Is there a model of $\operatorname{Th}(\mathbb{R})$ which is not a complete ordered field?

Actually $\mathbb{R}$ is the only complete ordered field, see this MO thread; basically it's because order completeness implies that the order must be archimedean, and any archimedean ordered field is a subfield of $\mathbb{R}$. $Th(\mathbb{R})$ is just the theory of real closed field, so any real closed field other than $\mathbb{R}$ would be an example: real algebraic numbers, real closure of $\mathbb{R}(x)$, etc.
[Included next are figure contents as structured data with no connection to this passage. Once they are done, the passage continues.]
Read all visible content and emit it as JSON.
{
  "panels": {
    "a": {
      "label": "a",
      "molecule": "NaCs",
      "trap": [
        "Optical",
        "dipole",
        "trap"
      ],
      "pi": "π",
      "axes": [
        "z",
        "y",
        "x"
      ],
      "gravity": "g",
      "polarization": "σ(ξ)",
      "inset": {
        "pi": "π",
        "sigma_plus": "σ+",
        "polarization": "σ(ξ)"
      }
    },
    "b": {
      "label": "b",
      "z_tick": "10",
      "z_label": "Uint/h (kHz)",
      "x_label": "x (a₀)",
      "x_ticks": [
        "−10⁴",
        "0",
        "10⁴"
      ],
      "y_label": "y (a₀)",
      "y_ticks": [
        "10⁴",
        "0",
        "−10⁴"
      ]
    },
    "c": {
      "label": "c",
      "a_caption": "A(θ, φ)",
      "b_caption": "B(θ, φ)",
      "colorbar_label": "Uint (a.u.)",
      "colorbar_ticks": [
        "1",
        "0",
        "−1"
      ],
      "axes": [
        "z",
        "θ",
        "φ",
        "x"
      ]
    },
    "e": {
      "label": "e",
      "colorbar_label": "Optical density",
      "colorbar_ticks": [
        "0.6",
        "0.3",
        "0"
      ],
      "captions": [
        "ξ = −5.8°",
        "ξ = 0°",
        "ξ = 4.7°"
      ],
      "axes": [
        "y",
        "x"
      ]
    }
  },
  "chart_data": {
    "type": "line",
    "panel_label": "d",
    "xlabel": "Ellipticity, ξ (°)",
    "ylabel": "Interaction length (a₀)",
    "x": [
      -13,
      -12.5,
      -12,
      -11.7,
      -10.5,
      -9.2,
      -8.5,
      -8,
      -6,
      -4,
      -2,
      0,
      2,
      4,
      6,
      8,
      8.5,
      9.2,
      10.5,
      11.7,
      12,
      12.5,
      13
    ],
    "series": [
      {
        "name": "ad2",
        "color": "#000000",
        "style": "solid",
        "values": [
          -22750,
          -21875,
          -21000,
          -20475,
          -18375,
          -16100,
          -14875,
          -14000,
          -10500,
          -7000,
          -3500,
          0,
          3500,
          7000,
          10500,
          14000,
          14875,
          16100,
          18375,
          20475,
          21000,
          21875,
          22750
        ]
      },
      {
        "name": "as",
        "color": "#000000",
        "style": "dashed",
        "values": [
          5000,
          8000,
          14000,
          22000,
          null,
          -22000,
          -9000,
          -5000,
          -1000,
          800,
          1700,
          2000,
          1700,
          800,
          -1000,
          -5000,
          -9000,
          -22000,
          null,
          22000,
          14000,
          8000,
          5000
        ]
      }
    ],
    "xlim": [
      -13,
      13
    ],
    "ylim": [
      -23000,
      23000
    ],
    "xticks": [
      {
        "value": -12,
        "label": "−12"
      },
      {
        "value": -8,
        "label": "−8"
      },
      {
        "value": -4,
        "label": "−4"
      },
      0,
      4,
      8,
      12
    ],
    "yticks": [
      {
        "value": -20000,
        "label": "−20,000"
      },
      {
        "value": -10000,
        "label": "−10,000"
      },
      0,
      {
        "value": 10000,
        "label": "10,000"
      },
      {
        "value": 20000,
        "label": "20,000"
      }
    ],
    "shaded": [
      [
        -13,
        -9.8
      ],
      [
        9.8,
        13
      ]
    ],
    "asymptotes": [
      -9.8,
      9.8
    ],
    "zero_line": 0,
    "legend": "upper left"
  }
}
Note that there is another notion of Cauchy completeness of an ordered field. There are plenty of examples of Cauchy complete ordered field.

Of course!

Consider the hyperreal numbers ${}^* \mathbb{R}$ for instance. Then the set $\mathbb{R} \subseteq {}^* \mathbb{R}$ is bounded (by any unbounded natural, say) yet it has no least upper bound. Since the hyperreals are constructed to satisfy $\mathsf{Th}(\mathbb{R})$, we get the claim.

I hope this helps ^_^

Every ultrapower of $\mathbb{R}$ is elementarily equivalent to $\mathbb{R}$ (i.e. it has the same first-order theory) but it need not be complete. In particular, an ultrapower of $\mathbb{R}$ with respect to a non-principal ultrafilter on $\omega$ will not be complete.

Proof. Let $\mathbb{P}$ be such an ultrapower of $\mathbb{R}$. In other words, elements of $\mathbb{P}$ are functions $f\colon \omega \to \mathbb{R}$ modulo the equivalence relation determined by the ultrafilter. We identify $\mathbb{R}$ with the substructure of $\mathbb{P}$ which consists of constant functions (up to equivalence in the ultrafilter). There is some $f \in \mathbb{P}$ such that $0 < f < r$ in $\mathbb{P}$ for each $r \in \mathbb{R}^{+}$, e.g. $f(n) := \frac{1}{n}$. If $\mathbb{P}$ were complete, then the set of all such $f \in \mathbb{P}$ would have a supremum, say $s$. But then $s < 2s$, so there is some $r \in \mathbb{R}^{+}$ such that $0 < r < 2s$. This implies that $0 < \frac{r}{2} < s$, contradicting the assumption that there is no real strictly between $0$ and $s$.